Isn’t that what McNally did with that late-round line? Reimers never forgot it.

“It probably changed our outlook on life,” Reimers says. “By God, if you work hard, there’s a chance you can do a lot. Any kid I’ve tried to do something with, I always made sure I told them that. Get out of bed in the morning. Early bird catches the worm. I’ve got a plastic knee, but every morning I ride my bike to keep active.”

Reimers still sees those kids up at the high school basketball games or wrestling matches. They were the sons of his friends and now they’re starting to have kids of their own and they’ll see him and give him a “Hey Coach,” hug.

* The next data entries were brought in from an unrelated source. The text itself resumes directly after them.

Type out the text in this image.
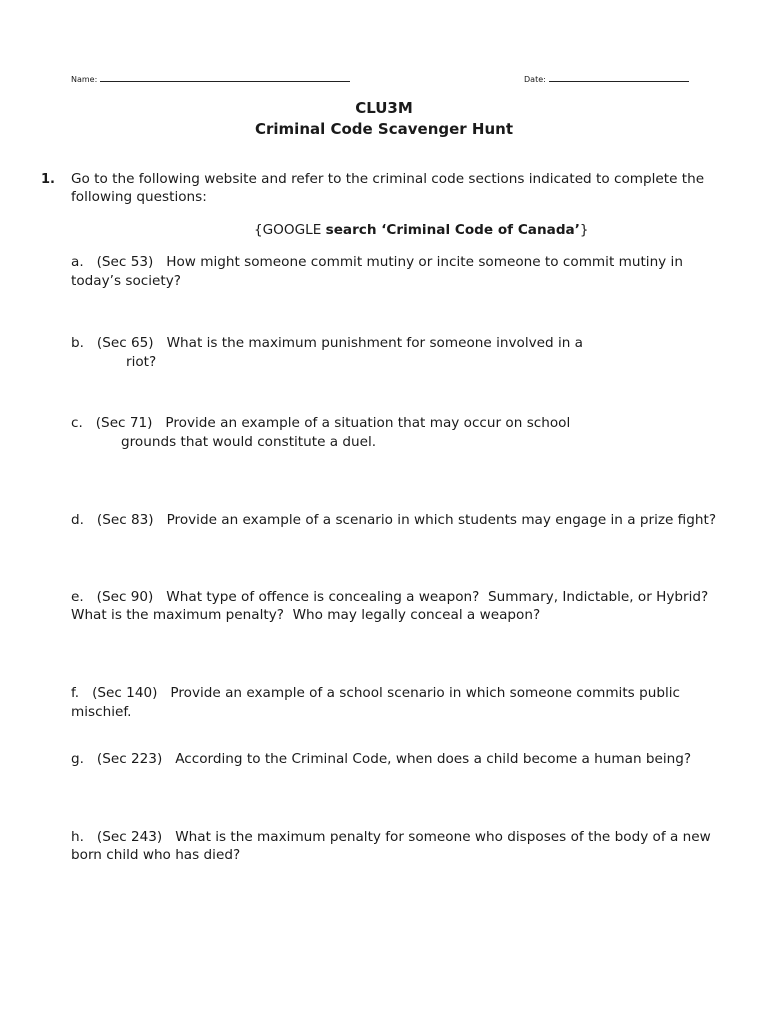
Name:	Date:
CLU3M
Criminal Code Scavenger Hunt
1. Go to the following website and refer to the criminal code sections indicated to complete the
following questions:
{GOOGLE search ‘Criminal Code of Canada’}
a.   (Sec 53)   How might someone commit mutiny or incite someone to commit mutiny in
today’s society?
b.   (Sec 65)   What is the maximum punishment for someone involved in a
riot?
c.   (Sec 71)   Provide an example of a situation that may occur on school
grounds that would constitute a duel.
d.   (Sec 83)   Provide an example of a scenario in which students may engage in a prize fight?
e.   (Sec 90)   What type of offence is concealing a weapon?  Summary, Indictable, or Hybrid?
What is the maximum penalty?  Who may legally conceal a weapon?
f.   (Sec 140)   Provide an example of a school scenario in which someone commits public
mischief.
g.   (Sec 223)   According to the Criminal Code, when does a child become a human being?
h.   (Sec 243)   What is the maximum penalty for someone who disposes of the body of a new
born child who has died?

“I coached up at the high school for 23 years to fill my football void,” Reimers says. “There’s no better feeling than helping a kid develop who didn’t think he could … We didn’t win the Super Bowl, but winning that state title, that was the greatest feeling. We beat the team that beat us. I’m thinking, ‘This is pretty cool.’ Town of 5,000 people. The Midwest where football still rules.”

Like one moment that occurred during what Reimers calls “a cold Iowa night.”With a grandfather nine times over, they were settling in to watch a Super Bowl when daughter Amie said to him, “One day I’d like to watch your Super Bowl.”

“That kind of took the air out of me,” Reimers says. “Wow, I forgot about that. To be honest, I never watched it. I’ve seen highlights. The Drive. The comments. But I never sat down and studied it and watched it. The bad news is we still lost.”

But there is good news, too. Reimers still remembers what head coach Sam Wyche said in the minutes after it was over: “I’m pretty sure the sun will come up tomorrow.”

And the sun is here. Reimers wants to catch up with McNally. Blados wants to ask Reimers if he really did play in the Super Bowl with a broken bone. (“I mean, I knew he was tough, but …”) Montoya will no doubt remind them he owned waterfront property in the Spinney Field shack of a locker room compared to the PBS palace. “My locker was right across from the drinking fountain,” Montoya says.

McNally will hunt down tight end Rodney Holman, “an honorary offensive lineman,” Munoz says.

“You can’t talk about the offensive line without talking about Tiger Johnson,” McNally says of the late tight ends coach. “And you can’t talk about the line without talking about (running backs) James Brooks and Ickey Woods.”

Which brings them to the running backs coach, the highly -regarded Jim Anderson, who timed up with McNally to produce three different 1,000-yard rushers and nearly had two in ’88 until Brooks finished 69 yards shy.

“Never saw them make a bad read,” Kozerski says.

Reimers wouldn’t mind chasing down Brooks during the celebration. They both arrived in ’84, Brooks via one of the most lopsided trades in NFL history.

“San Diego thought he was about done,” says Reimers of the four-time Pro Bowl Bengals back. “But he proved it. He got here and he’s looking around saying, ‘This is fun.’”

Reimers has the plastic knee. Montoya is scheduled to get a new hip. Blados, the cherub-faced blond, says he has gray hair. He didn’t kid the team’s most famous blond when he called Esiason recently. He’s apparently still blond.

“Yeah, but he paid for it, though,” says Blados with all good nature. “I got on the phone and introduced myself. ‘My name is Brian Blados and I used to be your teammate.’”

After they got a good laugh out of that one, Blados told him he needed a favor for a friend of his running a cystic fibrosis event. Because Esiason always comes through when a teammate calls, it was done like that.

“Isn’t that cool?” Blados asks.

Jim McNally had the last word then and now.

“They were good. Very good. Very good,” he says. “They could play today.”